Mit ihrem Wissen rund um Produkt- und Service-Design setzt Olga Graf sich schon immer für mehr Nachhaltigkeit ein – seit 2012 insbesondere für nachhaltige Lebensmittelsysteme. Als Head of Sustainability im Food Service Innovation Lab von Dussmann Service Deutschland arbeitet sie gemeinsam mit Christian Hamerle und dem Team an der Vision den Weg der Lebensmittel vom Acker bis zum Teller bzw. „from soil to cell“ nachverfolgbar zu machen.

„Wir müssen digitale Tools so einsetzen, dass wir nachhaltige Lebensmittelsysteme skalieren können, ohne dabei den Menschen aus dem System zu rationalisieren, nur weil es langfristig günstiger sein könnte, weniger menschliche Arbeitskraft einzusetzen.“

Olga Graf

Wir haben mit ihr gesprochen über:

  • die aktuellen Rohstoffengpässe und die harte Lehre daraus
  • die Chancen, die sich daraus für die regenerative Landwirtschaft ergeben
  • den Beitrag der Digitalisierung (Stichwort Blockchain) zum Thema nachhaltige Lebensmittelsysteme
  • erste Ansätze wie sich der Weg der Lebensmittel vom Acker, über die Verarbeitung zum Teller bis hin zum Menschen (Stichwort Ernährung) transparent darstellen lässt

„Aktuell sind wir teilweise darauf angewiesen, welche Daten unsere Großhändler von den Produzierenden erhalten haben.

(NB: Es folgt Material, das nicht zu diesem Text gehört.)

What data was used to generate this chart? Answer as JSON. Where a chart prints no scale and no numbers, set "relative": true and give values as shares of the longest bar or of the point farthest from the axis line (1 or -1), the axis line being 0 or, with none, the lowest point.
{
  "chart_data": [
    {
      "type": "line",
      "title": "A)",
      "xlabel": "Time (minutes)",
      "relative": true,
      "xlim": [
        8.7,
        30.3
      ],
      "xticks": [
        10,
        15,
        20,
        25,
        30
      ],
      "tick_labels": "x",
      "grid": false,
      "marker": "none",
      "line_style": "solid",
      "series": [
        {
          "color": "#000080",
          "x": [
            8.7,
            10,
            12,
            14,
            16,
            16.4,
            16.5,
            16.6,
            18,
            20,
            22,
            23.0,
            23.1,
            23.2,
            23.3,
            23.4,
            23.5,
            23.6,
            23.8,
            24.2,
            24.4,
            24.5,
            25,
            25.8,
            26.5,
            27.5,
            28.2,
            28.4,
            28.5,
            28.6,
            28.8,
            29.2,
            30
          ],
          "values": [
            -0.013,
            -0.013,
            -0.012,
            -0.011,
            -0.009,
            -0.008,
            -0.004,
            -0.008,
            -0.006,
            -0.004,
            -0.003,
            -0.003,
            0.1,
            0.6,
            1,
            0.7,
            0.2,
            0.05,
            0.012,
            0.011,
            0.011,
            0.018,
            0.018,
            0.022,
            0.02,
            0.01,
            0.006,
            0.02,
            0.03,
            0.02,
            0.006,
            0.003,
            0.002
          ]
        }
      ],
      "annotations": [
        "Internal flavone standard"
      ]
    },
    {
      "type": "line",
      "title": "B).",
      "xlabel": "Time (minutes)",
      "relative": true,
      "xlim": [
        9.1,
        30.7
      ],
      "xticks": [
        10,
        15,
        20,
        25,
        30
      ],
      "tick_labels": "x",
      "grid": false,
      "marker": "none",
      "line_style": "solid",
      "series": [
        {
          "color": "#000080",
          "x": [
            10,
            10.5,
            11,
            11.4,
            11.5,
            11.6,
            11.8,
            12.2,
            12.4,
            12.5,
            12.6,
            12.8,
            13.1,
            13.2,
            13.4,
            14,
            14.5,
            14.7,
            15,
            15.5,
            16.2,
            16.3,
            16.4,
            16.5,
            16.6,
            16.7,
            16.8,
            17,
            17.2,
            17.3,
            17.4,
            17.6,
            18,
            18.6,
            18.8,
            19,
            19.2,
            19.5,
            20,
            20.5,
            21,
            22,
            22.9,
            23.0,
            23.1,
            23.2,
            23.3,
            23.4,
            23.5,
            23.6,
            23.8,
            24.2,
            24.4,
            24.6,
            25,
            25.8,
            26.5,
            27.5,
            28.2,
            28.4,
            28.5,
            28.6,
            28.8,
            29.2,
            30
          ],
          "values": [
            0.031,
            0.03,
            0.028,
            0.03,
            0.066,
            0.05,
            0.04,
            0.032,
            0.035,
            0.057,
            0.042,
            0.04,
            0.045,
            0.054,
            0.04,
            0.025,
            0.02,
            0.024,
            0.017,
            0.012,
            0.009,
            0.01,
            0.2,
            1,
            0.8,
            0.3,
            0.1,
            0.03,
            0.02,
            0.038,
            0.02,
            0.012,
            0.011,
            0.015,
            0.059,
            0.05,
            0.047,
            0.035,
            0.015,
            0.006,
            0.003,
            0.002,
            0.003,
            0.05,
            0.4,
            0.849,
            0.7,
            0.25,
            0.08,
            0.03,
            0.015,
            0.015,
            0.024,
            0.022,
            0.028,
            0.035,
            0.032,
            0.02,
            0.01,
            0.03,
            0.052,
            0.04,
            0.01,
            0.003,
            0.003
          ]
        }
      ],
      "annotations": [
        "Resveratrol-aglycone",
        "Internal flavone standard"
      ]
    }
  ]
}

Es sind also viele Abhängigkeiten vorhanden, die in Zukunft über Systeme mit Technologien wie Künstliche Intelligenz, Blockchain und IoT gelöst werden können.“

Frau Graf, sehen Sie in den aktuellen Rohstoffengpässen ein Hindernis oder eher eine Chance – Stichwort Regionalität – für nachhaltige Lebensmittelsysteme?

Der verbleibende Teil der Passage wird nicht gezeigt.